President of Galatasaray SK
- In office 1969–1973
- In office 1975–1979

Personal details
- Born: 5 July 1931 Doğubayazıt, Ağrı, Turkey
- Died: 21 January 2022 (aged 90) Istanbul, Turkey
- Children: 1
- Education: Galatasaray High School; Cambridge University;
- Profession: Businessman

= Selahattin Beyazıt =

Turkish businessman (1931–2022)

Selahattin Beyazıt (1931–2022) was a Turkish businessman from Turkey. He is known for his role as president of the Turkish football club Galatasaray which he held two terms from 1969 to 1973 and from 1975 to 1979.

==Early life and education==
He was born in Doğubayazıt, Ağrı, on 5 July 1931. His grandfather, Ibrahim Ağa, was the chief of a Kurd tribe who participated in the Kurdish rebellion in Ağrı in 1926. Ibrahim Ağa was forced to exile due to this incident.

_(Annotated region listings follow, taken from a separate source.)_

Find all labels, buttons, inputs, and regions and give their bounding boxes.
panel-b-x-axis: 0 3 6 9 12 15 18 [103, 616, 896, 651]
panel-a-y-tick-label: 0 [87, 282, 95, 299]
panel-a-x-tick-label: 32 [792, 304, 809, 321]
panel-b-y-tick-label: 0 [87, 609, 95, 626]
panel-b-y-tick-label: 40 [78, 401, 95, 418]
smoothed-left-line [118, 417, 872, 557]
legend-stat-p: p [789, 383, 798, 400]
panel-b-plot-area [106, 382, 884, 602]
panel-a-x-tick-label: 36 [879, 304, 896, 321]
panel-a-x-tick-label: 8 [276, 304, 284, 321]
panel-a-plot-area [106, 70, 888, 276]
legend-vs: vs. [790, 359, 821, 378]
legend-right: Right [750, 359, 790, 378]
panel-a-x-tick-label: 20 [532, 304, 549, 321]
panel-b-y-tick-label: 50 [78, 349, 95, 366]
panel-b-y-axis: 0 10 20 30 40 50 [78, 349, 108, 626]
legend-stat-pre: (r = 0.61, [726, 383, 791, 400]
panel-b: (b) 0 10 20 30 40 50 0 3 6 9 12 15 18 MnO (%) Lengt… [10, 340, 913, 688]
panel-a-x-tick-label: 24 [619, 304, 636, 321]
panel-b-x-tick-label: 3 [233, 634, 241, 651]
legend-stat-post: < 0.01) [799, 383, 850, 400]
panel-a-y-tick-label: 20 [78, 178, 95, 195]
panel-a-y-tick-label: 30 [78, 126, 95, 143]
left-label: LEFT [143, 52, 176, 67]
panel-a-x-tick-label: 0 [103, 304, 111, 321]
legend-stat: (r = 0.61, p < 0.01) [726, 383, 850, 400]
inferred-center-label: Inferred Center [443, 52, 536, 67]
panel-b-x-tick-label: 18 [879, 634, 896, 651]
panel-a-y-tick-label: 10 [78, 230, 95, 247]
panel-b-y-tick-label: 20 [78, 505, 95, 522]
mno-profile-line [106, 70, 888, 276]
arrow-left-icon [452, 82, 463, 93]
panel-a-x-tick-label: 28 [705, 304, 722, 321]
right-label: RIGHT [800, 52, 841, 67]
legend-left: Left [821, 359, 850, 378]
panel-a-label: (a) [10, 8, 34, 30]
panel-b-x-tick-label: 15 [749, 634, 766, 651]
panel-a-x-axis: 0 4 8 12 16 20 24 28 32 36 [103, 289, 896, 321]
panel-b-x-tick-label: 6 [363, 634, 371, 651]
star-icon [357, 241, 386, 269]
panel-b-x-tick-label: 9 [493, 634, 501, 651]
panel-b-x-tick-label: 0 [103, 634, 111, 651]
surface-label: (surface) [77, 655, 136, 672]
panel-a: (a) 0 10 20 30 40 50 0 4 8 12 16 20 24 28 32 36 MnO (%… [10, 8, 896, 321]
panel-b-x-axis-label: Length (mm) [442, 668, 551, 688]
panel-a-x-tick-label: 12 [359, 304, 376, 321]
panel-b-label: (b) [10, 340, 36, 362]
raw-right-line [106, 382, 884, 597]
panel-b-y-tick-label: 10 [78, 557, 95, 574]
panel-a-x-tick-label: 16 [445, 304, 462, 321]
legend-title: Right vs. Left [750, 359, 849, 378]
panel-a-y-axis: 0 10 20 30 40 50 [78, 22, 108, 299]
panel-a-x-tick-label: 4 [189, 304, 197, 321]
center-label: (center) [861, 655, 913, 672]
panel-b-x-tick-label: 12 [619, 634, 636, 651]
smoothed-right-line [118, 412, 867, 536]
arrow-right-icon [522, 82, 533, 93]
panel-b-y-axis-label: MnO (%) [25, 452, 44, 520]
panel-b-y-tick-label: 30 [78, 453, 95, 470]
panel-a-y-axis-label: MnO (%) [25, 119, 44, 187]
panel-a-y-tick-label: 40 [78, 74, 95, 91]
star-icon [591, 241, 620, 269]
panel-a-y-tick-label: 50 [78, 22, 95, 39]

Beyazıt's father, Mehmet, settled in Istanbul where he had business activities.

Beyazıt graduated from Galatasaray High School in 1950. He had a degree from Cambridge University. During his studies at Cambridge, he became a member of a Mason Lodge and the Bilderberg Group through his close relationship with Lord Brabazon of Tara.

==Career and activities==
During the Democrat Party government in the 1950s, Beyazıt briefly served as the private secretary of Prime Minister Adnan Menderes. Beyazıt was the representative of the British companies, Leyland Trucks and Shell. He later established his own company. He was the third highest tax payer in Turkey in 1976. He was appointed chairman of Türk Pirelli Company in 2004 succeeding Bülent Eczacıbaşı in the post.

Beyazıt became a regular member of the Bilderberg Meetings from 1971 to 1997. He was the representative of Turkey to the Bilderberg Group between 1972 and 1992. He was the organizer of the Group's meeting in Çeşme in 1975. He was succeeded by Suna Kıraç in the post.

===Galatasaray presidency===
Beyazıt was elected as the president of Galatasaray in 1969 and held the post until 1973. He was again elected to the post in 1975, and his term ended in 1979. During his presidency Galatasaray won three league cups with the British manager Brian Birch.

==Personal life and death==
Beyazıt was married and had a son. He died in Istanbul on 21 January 2022.